RATIONALE: Management of pulmonary nodules depends critically on the probability of malignancy. Models to estimate probability have been developed and validated, but most clinicians rely on judgment. OBJECTIVES: The aim of this study was to compare the accuracy of clinical judgment with that of two prediction models. METHODS: Physician participants reviewed up to five clinical vignettes, selected at random from a larger pool of 35 vignettes, all based on actual patients with lung nodules of known final diagnosis.
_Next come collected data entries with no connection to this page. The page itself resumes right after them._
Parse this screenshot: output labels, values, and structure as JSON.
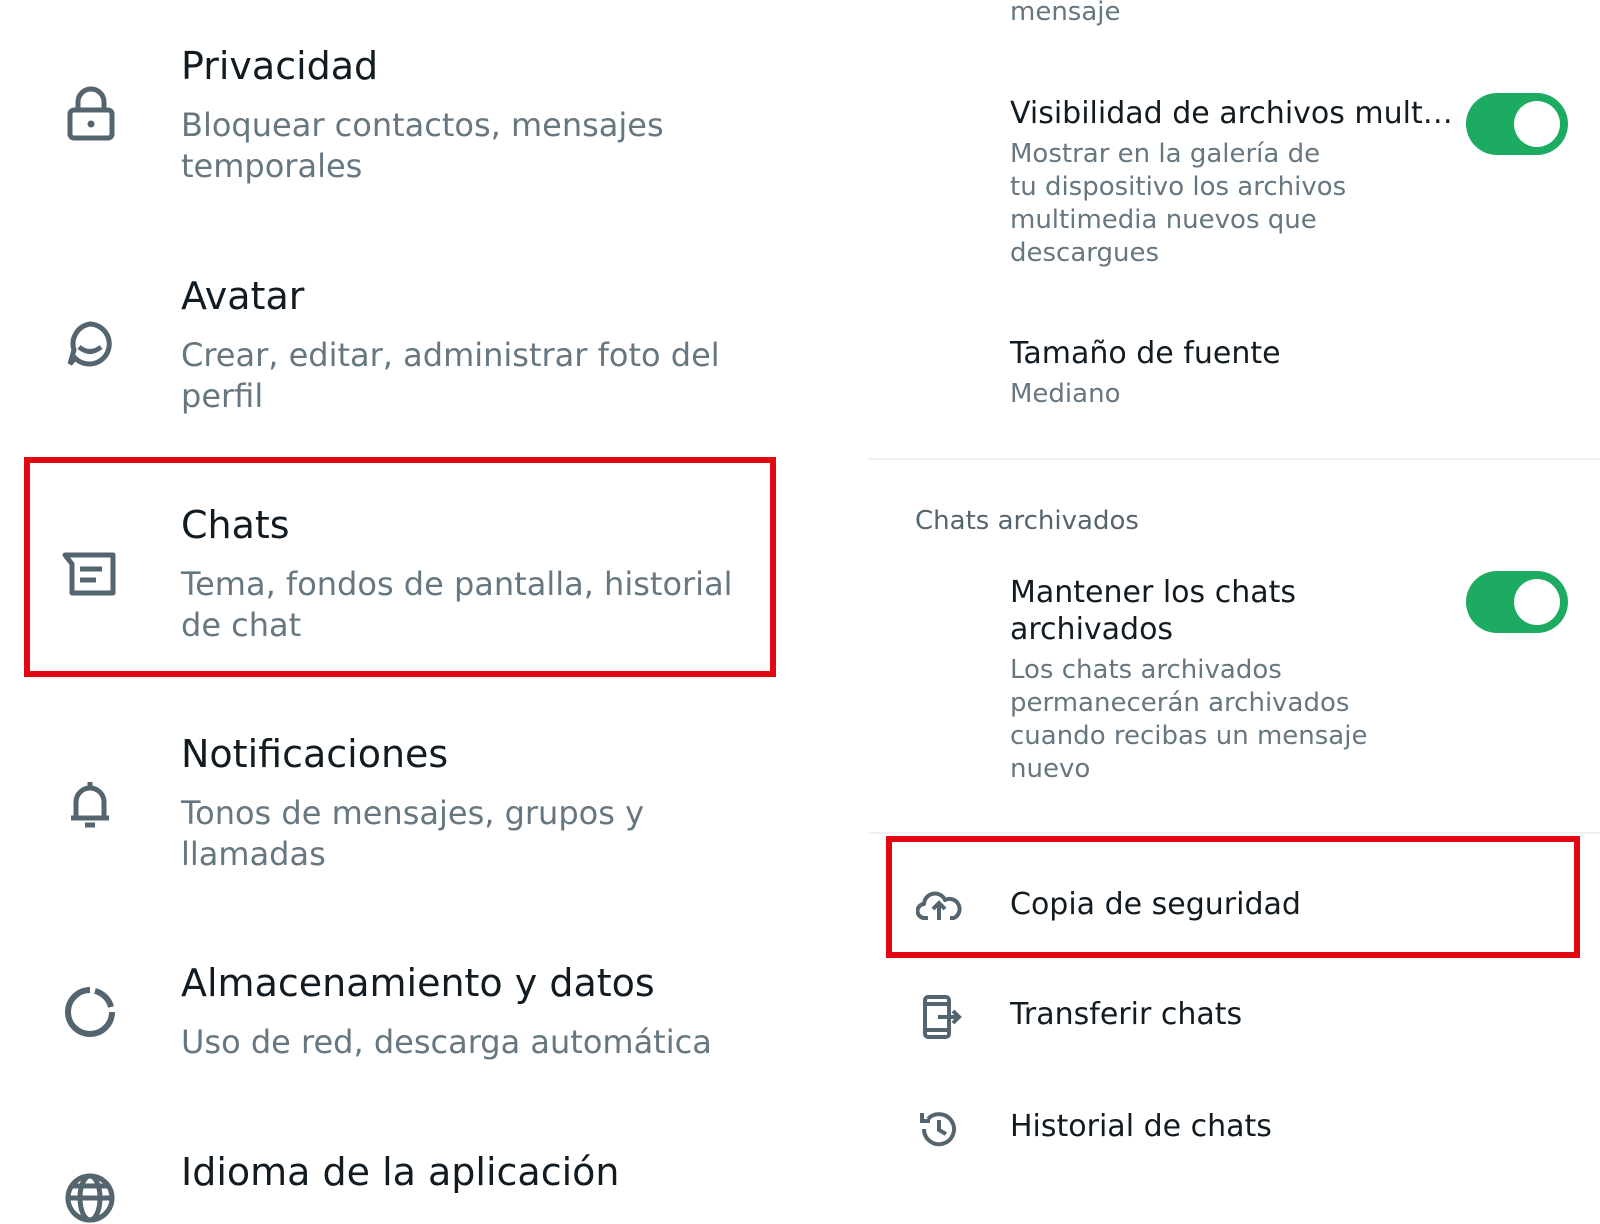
{
  "left_panel": {
    "items": [
      {
        "title": "Privacidad",
        "subtitle": "Bloquear contactos, mensajes temporales",
        "icon": "lock-icon"
      },
      {
        "title": "Avatar",
        "subtitle": "Crear, editar, administrar foto del perfil",
        "icon": "avatar-face-icon"
      },
      {
        "title": "Chats",
        "subtitle": "Tema, fondos de pantalla, historial de chat",
        "icon": "chat-icon"
      },
      {
        "title": "Notificaciones",
        "subtitle": "Tonos de mensajes, grupos y llamadas",
        "icon": "bell-icon"
      },
      {
        "title": "Almacenamiento y datos",
        "subtitle": "Uso de red, descarga automática",
        "icon": "storage-circle-icon"
      },
      {
        "title": "Idioma de la aplicación",
        "icon": "globe-icon"
      }
    ]
  },
  "right_panel": {
    "top_cut_text": "mensaje",
    "media_visibility": {
      "title": "Visibilidad de archivos mult…",
      "subtitle_lines": [
        "Mostrar en la galería de",
        "tu dispositivo los archivos",
        "multimedia nuevos que",
        "descargues"
      ],
      "toggle_on": true
    },
    "font_size": {
      "title": "Tamaño de fuente",
      "value": "Mediano"
    },
    "archived_section": {
      "header": "Chats archivados",
      "keep_archived": {
        "title_lines": [
          "Mantener los chats",
          "archivados"
        ],
        "subtitle_lines": [
          "Los chats archivados",
          "permanecerán archivados",
          "cuando recibas un mensaje",
          "nuevo"
        ],
        "toggle_on": true
      }
    },
    "actions": [
      {
        "label": "Copia de seguridad",
        "icon": "cloud-upload-icon"
      },
      {
        "label": "Transferir chats",
        "icon": "phone-transfer-icon"
      },
      {
        "label": "Historial de chats",
        "icon": "history-icon"
      }
    ]
  },
  "colors": {
    "primary_text": "#111b21",
    "secondary_text": "#667781",
    "icon": "#54656f",
    "toggle_on": "#1daa61",
    "highlight_box": "#e30613"
  }
}
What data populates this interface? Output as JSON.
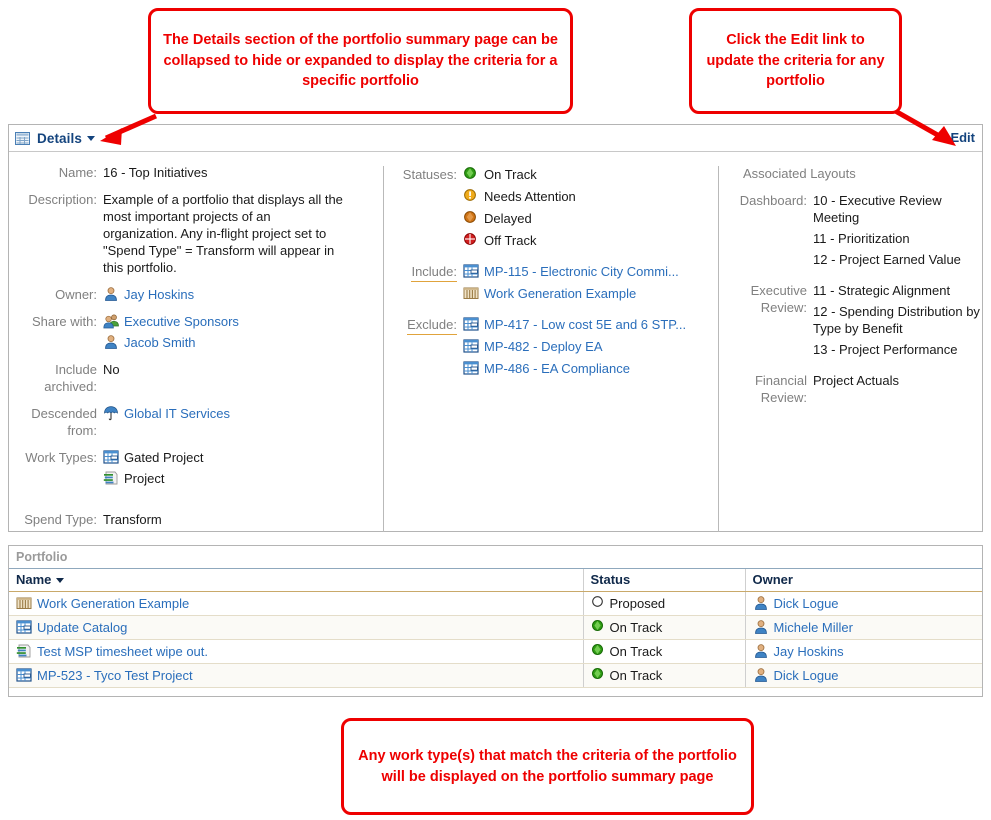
{
  "callouts": {
    "details": "The Details section of the portfolio summary page can be collapsed to hide or expanded to display the criteria for a specific portfolio",
    "edit": "Click the Edit link to update the criteria for any portfolio",
    "bottom": "Any work type(s) that match the criteria of the portfolio will be displayed on the portfolio summary page"
  },
  "details_panel": {
    "title": "Details",
    "edit_link": "Edit",
    "left": {
      "name_label": "Name:",
      "name_value": "16 - Top Initiatives",
      "description_label": "Description:",
      "description_value": "Example of a portfolio that displays all the most important projects of an organization. Any in-flight project set to \"Spend Type\" = Transform will appear in this portfolio.",
      "owner_label": "Owner:",
      "owner_value": "Jay Hoskins",
      "share_label": "Share with:",
      "share_values": [
        "Executive Sponsors",
        "Jacob Smith"
      ],
      "include_archived_label": "Include archived:",
      "include_archived_value": "No",
      "descended_label": "Descended from:",
      "descended_value": "Global IT Services",
      "work_types_label": "Work Types:",
      "work_types_values": [
        "Gated Project",
        "Project"
      ],
      "spend_type_label": "Spend Type:",
      "spend_type_value": "Transform"
    },
    "middle": {
      "statuses_label": "Statuses:",
      "statuses": [
        {
          "label": "On Track",
          "color": "#36a800"
        },
        {
          "label": "Needs Attention",
          "color": "#e8a200"
        },
        {
          "label": "Delayed",
          "color": "#d97706"
        },
        {
          "label": "Off Track",
          "color": "#d91a1a"
        }
      ],
      "include_label": "Include:",
      "include_items": [
        {
          "label": "MP-115 - Electronic City Commi...",
          "icon": "gated-project-icon"
        },
        {
          "label": "Work Generation Example",
          "icon": "portfolio-icon"
        }
      ],
      "exclude_label": "Exclude:",
      "exclude_items": [
        {
          "label": "MP-417 - Low cost 5E and 6 STP...",
          "icon": "gated-project-icon"
        },
        {
          "label": "MP-482 - Deploy EA",
          "icon": "gated-project-icon"
        },
        {
          "label": "MP-486 - EA Compliance",
          "icon": "gated-project-icon"
        }
      ]
    },
    "right": {
      "section_title": "Associated Layouts",
      "dashboard_label": "Dashboard:",
      "dashboard_values": [
        "10 - Executive Review Meeting",
        "11 - Prioritization",
        "12 - Project Earned Value"
      ],
      "executive_review_label": "Executive Review:",
      "executive_review_values": [
        "11 - Strategic Alignment",
        "12 - Spending Distribution by Type by Benefit",
        "13 - Project Performance"
      ],
      "financial_review_label": "Financial Review:",
      "financial_review_values": [
        "Project Actuals"
      ]
    }
  },
  "portfolio_grid": {
    "caption": "Portfolio",
    "columns": [
      "Name",
      "Status",
      "Owner"
    ],
    "rows": [
      {
        "name": "Work Generation Example",
        "name_icon": "portfolio-icon",
        "status": "Proposed",
        "status_color": "#ffffff",
        "owner": "Dick Logue"
      },
      {
        "name": "Update Catalog",
        "name_icon": "gated-project-icon",
        "status": "On Track",
        "status_color": "#36a800",
        "owner": "Michele Miller"
      },
      {
        "name": "Test MSP timesheet wipe out.",
        "name_icon": "project-icon",
        "status": "On Track",
        "status_color": "#36a800",
        "owner": "Jay Hoskins"
      },
      {
        "name": "MP-523 - Tyco Test Project",
        "name_icon": "gated-project-icon",
        "status": "On Track",
        "status_color": "#36a800",
        "owner": "Dick Logue"
      }
    ]
  },
  "colors": {
    "callout_red": "#ee0000",
    "link_blue": "#2a6ebb",
    "header_blue": "#14447e"
  }
}
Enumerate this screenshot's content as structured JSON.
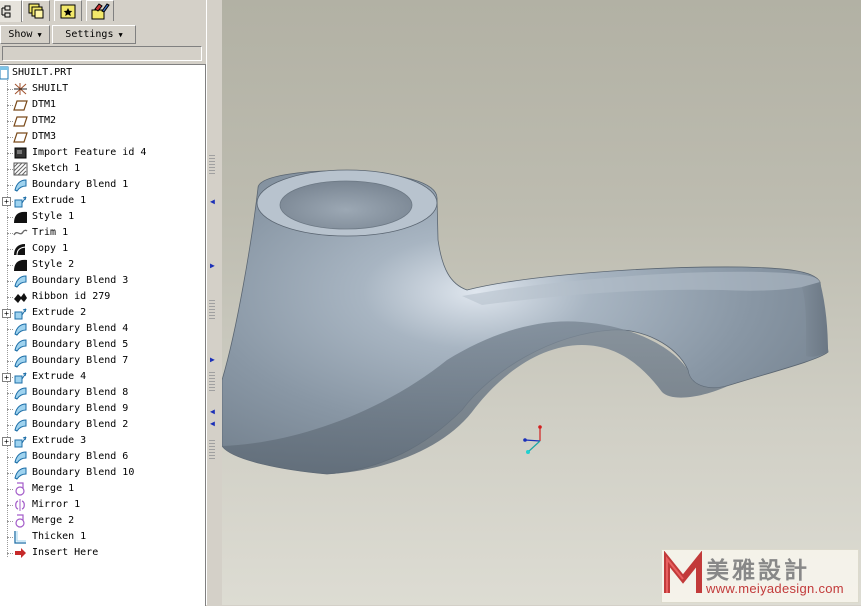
{
  "tabs": [
    {
      "name": "model-tree-tab-icon"
    },
    {
      "name": "layers-tab-icon"
    },
    {
      "name": "favorites-tab-icon"
    },
    {
      "name": "tools-tab-icon"
    }
  ],
  "toolbar": {
    "show_label": "Show",
    "settings_label": "Settings"
  },
  "tree": {
    "root": {
      "label": "SHUILT.PRT",
      "icon": "part-icon"
    },
    "items": [
      {
        "label": "SHUILT",
        "icon": "csys-icon",
        "expandable": false
      },
      {
        "label": "DTM1",
        "icon": "datum-plane-icon",
        "expandable": false
      },
      {
        "label": "DTM2",
        "icon": "datum-plane-icon",
        "expandable": false
      },
      {
        "label": "DTM3",
        "icon": "datum-plane-icon",
        "expandable": false
      },
      {
        "label": "Import Feature id 4",
        "icon": "import-feature-icon",
        "expandable": false
      },
      {
        "label": "Sketch 1",
        "icon": "sketch-icon",
        "expandable": false
      },
      {
        "label": "Boundary Blend 1",
        "icon": "boundary-blend-icon",
        "expandable": false
      },
      {
        "label": "Extrude 1",
        "icon": "extrude-icon",
        "expandable": true
      },
      {
        "label": "Style 1",
        "icon": "style-icon",
        "expandable": false
      },
      {
        "label": "Trim 1",
        "icon": "trim-icon",
        "expandable": false
      },
      {
        "label": "Copy 1",
        "icon": "copy-icon",
        "expandable": false
      },
      {
        "label": "Style 2",
        "icon": "style-icon",
        "expandable": false
      },
      {
        "label": "Boundary Blend 3",
        "icon": "boundary-blend-icon",
        "expandable": false
      },
      {
        "label": "Ribbon id 279",
        "icon": "ribbon-icon",
        "expandable": false
      },
      {
        "label": "Extrude 2",
        "icon": "extrude-icon",
        "expandable": true
      },
      {
        "label": "Boundary Blend 4",
        "icon": "boundary-blend-icon",
        "expandable": false
      },
      {
        "label": "Boundary Blend 5",
        "icon": "boundary-blend-icon",
        "expandable": false
      },
      {
        "label": "Boundary Blend 7",
        "icon": "boundary-blend-icon",
        "expandable": false
      },
      {
        "label": "Extrude 4",
        "icon": "extrude-icon",
        "expandable": true
      },
      {
        "label": "Boundary Blend 8",
        "icon": "boundary-blend-icon",
        "expandable": false
      },
      {
        "label": "Boundary Blend 9",
        "icon": "boundary-blend-icon",
        "expandable": false
      },
      {
        "label": "Boundary Blend 2",
        "icon": "boundary-blend-icon",
        "expandable": false
      },
      {
        "label": "Extrude 3",
        "icon": "extrude-icon",
        "expandable": true
      },
      {
        "label": "Boundary Blend 6",
        "icon": "boundary-blend-icon",
        "expandable": false
      },
      {
        "label": "Boundary Blend 10",
        "icon": "boundary-blend-icon",
        "expandable": false
      },
      {
        "label": "Merge 1",
        "icon": "merge-icon",
        "expandable": false
      },
      {
        "label": "Mirror 1",
        "icon": "mirror-icon",
        "expandable": false
      },
      {
        "label": "Merge 2",
        "icon": "merge-icon",
        "expandable": false
      },
      {
        "label": "Thicken 1",
        "icon": "thicken-icon",
        "expandable": false
      },
      {
        "label": "Insert Here",
        "icon": "insert-here-arrow-icon",
        "expandable": false
      }
    ]
  },
  "viewport": {
    "model": "faucet-spout-model",
    "csys": "coordinate-system-triad-icon"
  },
  "watermark": {
    "logo": "meiya-logo",
    "text": "美雅設計",
    "url": "www.meiyadesign.com"
  },
  "colors": {
    "panel": "#d4d0c8",
    "model_surface": "#8e9aa6",
    "icon_blue": "#2a6fb0",
    "insert_arrow": "#c62a2a"
  }
}
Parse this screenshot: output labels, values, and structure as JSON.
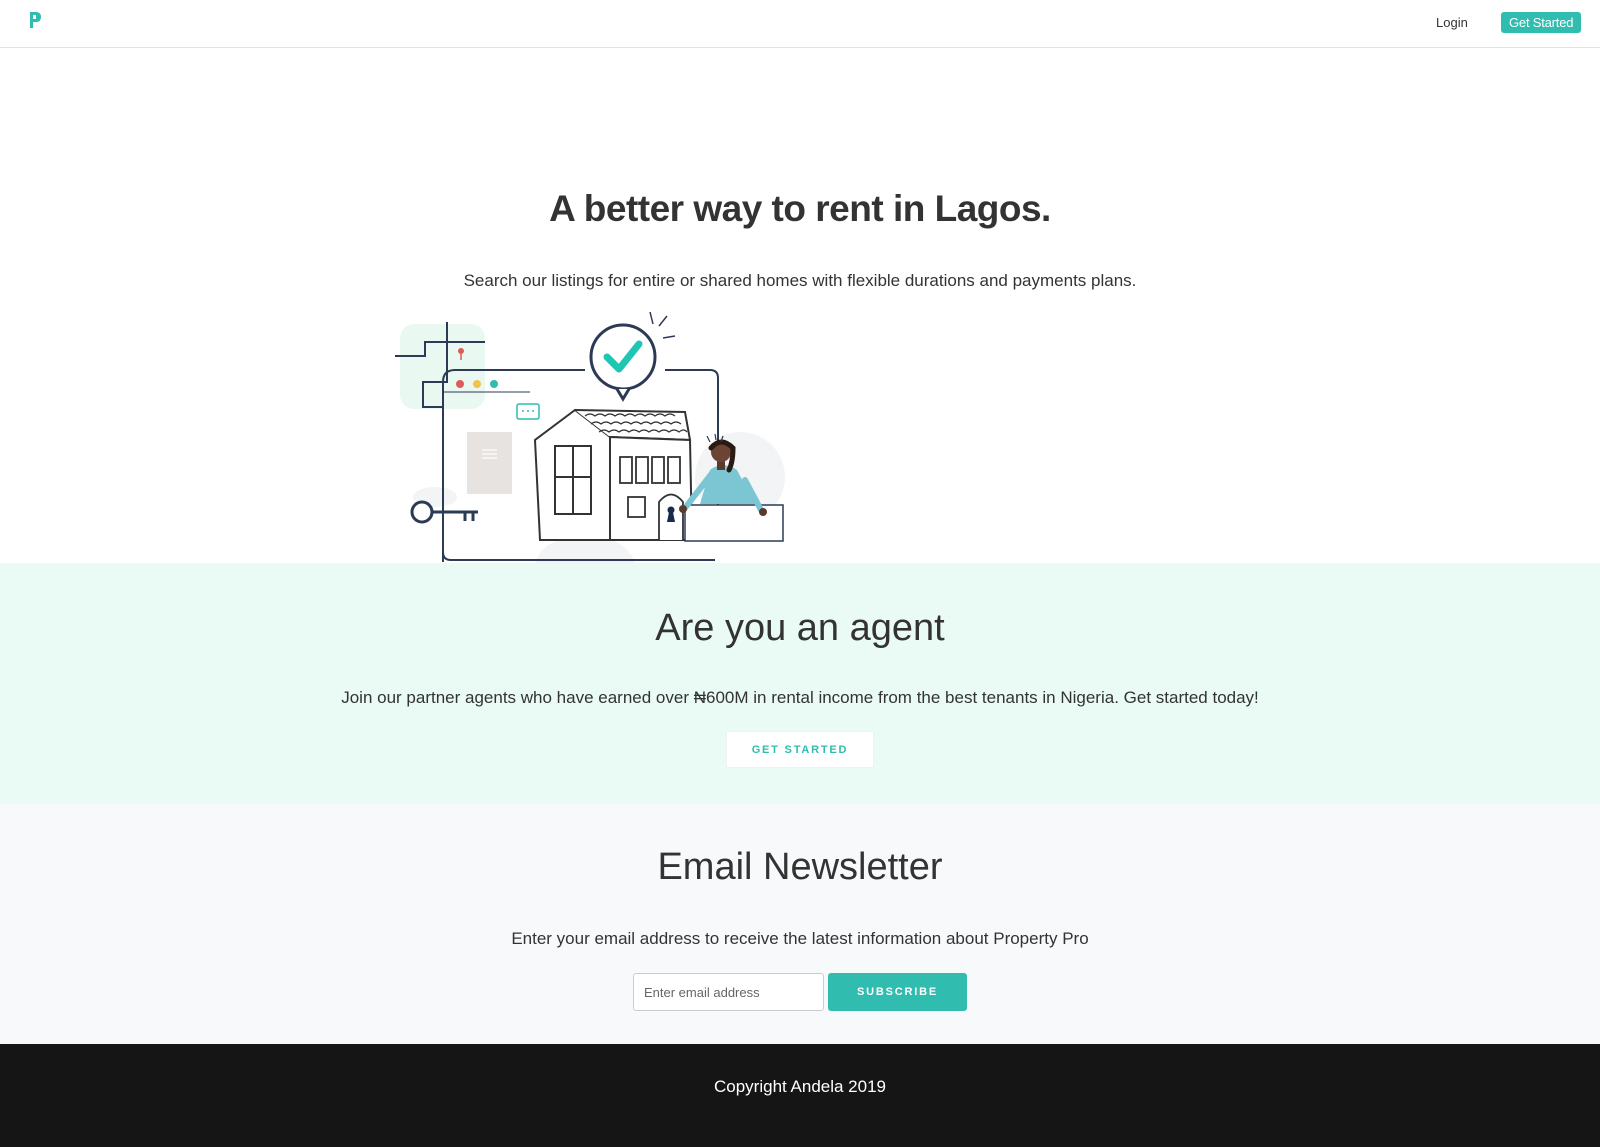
{
  "nav": {
    "logo_icon": "property-pro-p-logo",
    "login_label": "Login",
    "get_started_label": "Get Started"
  },
  "hero": {
    "title": "A better way to rent in Lagos.",
    "subtitle": "Search our listings for entire or shared homes with flexible durations and payments plans.",
    "illustration": "house-with-checkmark-key-and-agent"
  },
  "agent": {
    "title": "Are you an agent",
    "text": "Join our partner agents who have earned over ₦600M in rental income from the best tenants in Nigeria. Get started today!",
    "button_label": "GET STARTED"
  },
  "newsletter": {
    "title": "Email Newsletter",
    "text": "Enter your email address to receive the latest information about Property Pro",
    "input_placeholder": "Enter email address",
    "button_label": "SUBSCRIBE"
  },
  "footer": {
    "copyright": "Copyright Andela 2019"
  },
  "colors": {
    "accent": "#30bcae",
    "agent_bg": "#e9fbf4",
    "newsletter_bg": "#f8f9fb",
    "footer_bg": "#151515"
  }
}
Vignettes included clinical information and a representative slice from computed tomography. Clinicians estimated the probability of malignancy for each vignette. To examine agreement with models, we calculated intraclass correlation coefficients (ICC) and kappa statistics. To examine accuracy, we compared areas under the receiver operator characteristic curve (AUC). MEASUREMENTS AND MAIN RESULTS: Thirty-six participants completed 179 vignettes, 47% of which described patients with malignant nodules. Agreement between participants and models was fair for the Mayo Clinic model (ICC, 0.37; 95% confidence interval [CI], 0.23-0.50) and moderate for the Veterans Affairs model (ICC, 0.46; 95% CI, 0.34-0.57). There was no difference in accuracy between participants (AUC, 0.70; 95% CI, 0.62-0.77) and the Mayo Clinic model (AUC, 0.71; 95% CI, 0.62-0.80; P = 0.90) or the Veterans Affairs model (AUC, 0.72; 95% CI, 0.64-0.80; P = 0.54). CONCLUSIONS: In this vignette-based study, clinical judgment and models appeared to have similar accuracy for lung nodule characterization, but agreement between judgment and the models was modest, suggesting that qualitative and quantitative approaches may provide complementary information.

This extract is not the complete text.